Organic Geometry

Emily Reinhardt of the Object Enthusiast turns everyday pieces into art.


   Emily Reinhardt is covered in clay. There are smears of it on her jeans, flecks of it in her long hair, remnants in the folds of her knuckles. She’s used to it, she says, after nearly a decade of working in ceramics.

   Reinhardt is the Object Enthusiast. If you’ve frequented Coveted Home, Fable or Hammerpress in Kansas City, you’ve likely noticed her faceted planters — the honeycomb-shaped pots glazed white with accents of gold. Reinhardt’s product catalog extends far beyond those eye-catching designs, but they’re her flagship creation. Her other products — ring dishes, vases, cups, mugs, spoons, trays, platters, vases and other vessels — come in an array of shapes and sizes, but they all share a common aesthetic: a subtle compromise between the organic and the geometric, and almost always with an elegant touch of gold.


The Object Enthusiast Products - geometric and organic with subtle accents


   “I’m always interested in the objects that people live with — the dish that holds their rings when they wash the dishes or the planter that keeps their favorite plant or the cup they reach for to drink out of every day,” Reinhardt says. “I’m always thinking of everyday objects, and if it’s something that’s not normally made of clay, then can I make it out of clay? That’s how I arrive at the stuff I make.”

   Reinhardt employs a variety of methods: slip-casting, hand- and slab-building, wheel-throwing. After it’s built, each product follows the same cycle: a few days of drying, then a primary bisque firing, then a first glazing and a second firing, then a second glazing — usually to add the gold touches — and a final round in the kiln.

   “Each piece ends up in the kiln at least three times, and each firing takes about 10 to 12 hours,” Reinhardt says. “There’s a long cooling process, so start to finish, each piece takes about two weeks.”

   Insight into this labor-intensive operation helps pull the blinds back on Reinhardt’s pricing strategy. Ring dishes start at $22 and are the least expensive item she sells — other pieces, like trays, platters and pots, range between $40 and $145, depending on the size and design.

   “I do want to be affordable,” Reinhardt says, “but at the same time, everything I do is made one at a time. There’s nothing cheap or quick about my work, so I have to account for the time I put in.”

   Reinhardt works out of the garage behind her house in Kansas City’s Brookside neighborhood. This has been her haven since December 2015, when she moved back to her hometown after spending five years in Omaha, Nebraska. On pleasant-weather days, Reinhardt hoists the garage door wide open. The evening’s setting sun casts a warm glow across the wares stacked on shelves. They are organized by varying stages of completion — still-wet pieces just starting to dry, greenware after its first bisque firing, pastel-colored vases awaiting their next glaze and one shelf full of finished plates and dishes, their gold accents glinting in the light.


Object Enthusiast works


   Reinhardt’s work oscillates between art and function. She grapples with labels, because it always seems that her objects fall into a category all their own. Her work is not meant to sit on a pedestal against a white wall in a pristine gallery, and yet there is little chance of finding something as earnest and exquisite as her textured, eggshell-colored, gold-rimmed platters at Target. Reinhardt calls herself an artist but considers her creations home goods.

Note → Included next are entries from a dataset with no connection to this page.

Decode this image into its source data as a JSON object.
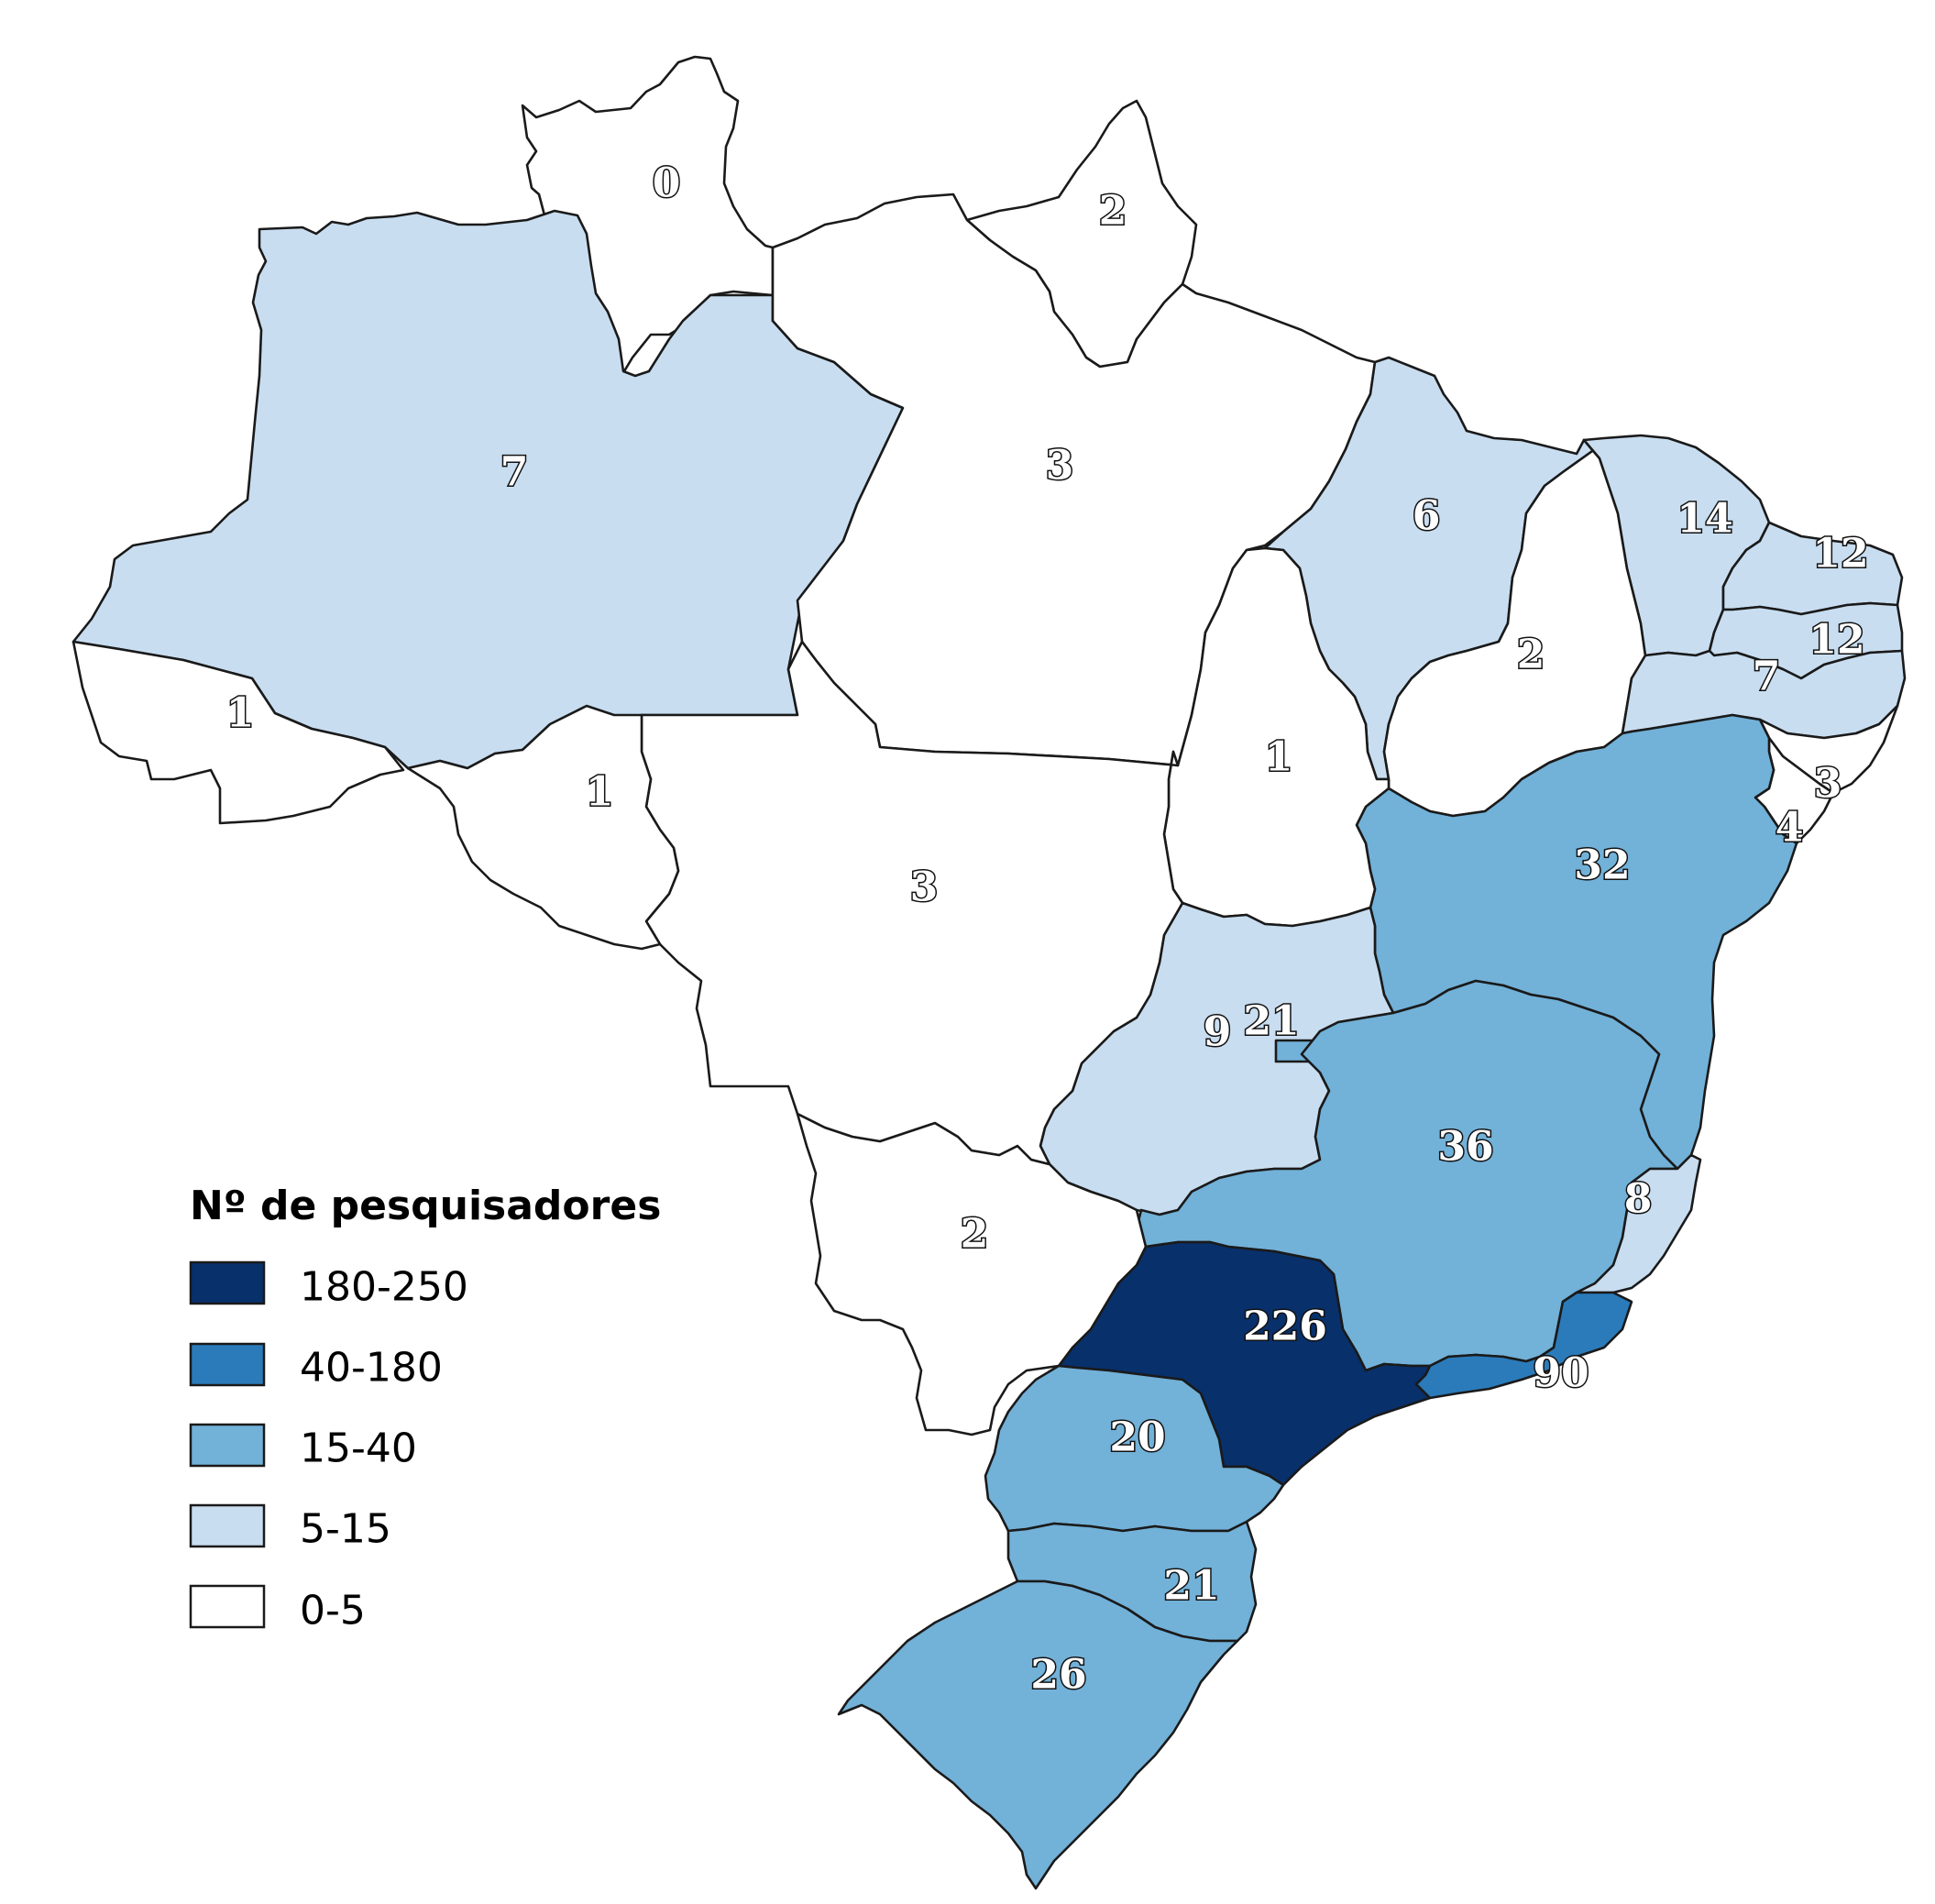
{
  "map": {
    "legend": {
      "title": "Nº de pesquisadores",
      "classes": [
        {
          "label": "180-250",
          "color": "#08306b"
        },
        {
          "label": "40-180",
          "color": "#2b7bba"
        },
        {
          "label": "15-40",
          "color": "#72b1d8"
        },
        {
          "label": "5-15",
          "color": "#c8ddf0"
        },
        {
          "label": "0-5",
          "color": "#ffffff"
        }
      ]
    },
    "regions": [
      {
        "id": "RR",
        "value": "0"
      },
      {
        "id": "AP",
        "value": "2"
      },
      {
        "id": "AM",
        "value": "7"
      },
      {
        "id": "PA",
        "value": "3"
      },
      {
        "id": "MA",
        "value": "6"
      },
      {
        "id": "CE",
        "value": "14"
      },
      {
        "id": "RN",
        "value": "12"
      },
      {
        "id": "PB",
        "value": "12"
      },
      {
        "id": "PE",
        "value": "7"
      },
      {
        "id": "PI",
        "value": "2"
      },
      {
        "id": "AC",
        "value": "1"
      },
      {
        "id": "RO",
        "value": "1"
      },
      {
        "id": "TO",
        "value": "1"
      },
      {
        "id": "AL",
        "value": "3"
      },
      {
        "id": "SE",
        "value": "4"
      },
      {
        "id": "MT",
        "value": "3"
      },
      {
        "id": "BA",
        "value": "32"
      },
      {
        "id": "GO",
        "value": "9"
      },
      {
        "id": "DF",
        "value": "21"
      },
      {
        "id": "MG",
        "value": "36"
      },
      {
        "id": "ES",
        "value": "8"
      },
      {
        "id": "MS",
        "value": "2"
      },
      {
        "id": "SP",
        "value": "226"
      },
      {
        "id": "RJ",
        "value": "90"
      },
      {
        "id": "PR",
        "value": "20"
      },
      {
        "id": "SC",
        "value": "21"
      },
      {
        "id": "RS",
        "value": "26"
      }
    ]
  }
}
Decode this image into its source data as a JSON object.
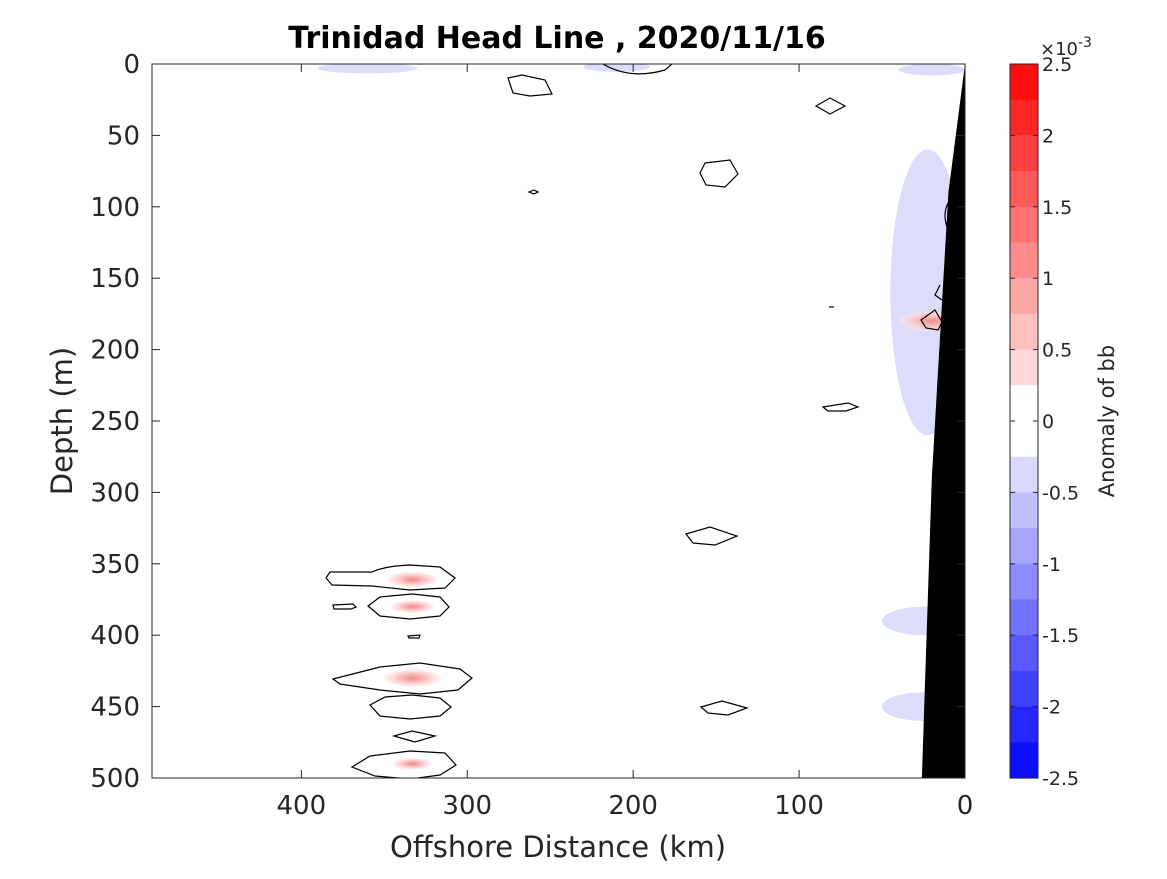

   “In my eyes, a functional object can still be art,” she says. “And then, even though the things I make are usable, I do make a lot of things where people are like, ‘What would I use this for?’ But sometimes, what seems like an everyday object means something a little deeper. So, I’m OK being called an artist and a potter and a maker. All those things fit.”

   Today, Reinhardt employs a single assistant to help her stay on top of her big wholesale orders, which includes shops in more than 10 states, online retailers, Urban Outfitters and, recently, a special dinnerware line for the newly opened Corvino Supper Club and Tasting Room in the Crossroads Arts District. The Corvino order, she says, has inspired further dinnerware designs that she hopes to roll out soon.

   Eventually, she says, she’d like to have a storefront of her own — a physical shop where she can sell her pieces, along with a few choice goods from other makers she admires. On the Object Enthusiast website, there are already traces of Reinhardt’s intentions: brass spoons, incense, candles, pillows and other soft goods are interspersed with her products.

   “I’m kind of trying to beef up the website so that whenever the day comes for me to open up a store,” she says, “it won’t be a drastic change to see other products next to my work and within the context of the brand itself. I’m trying to include objects that would go in the home and could sit next to things that I make.”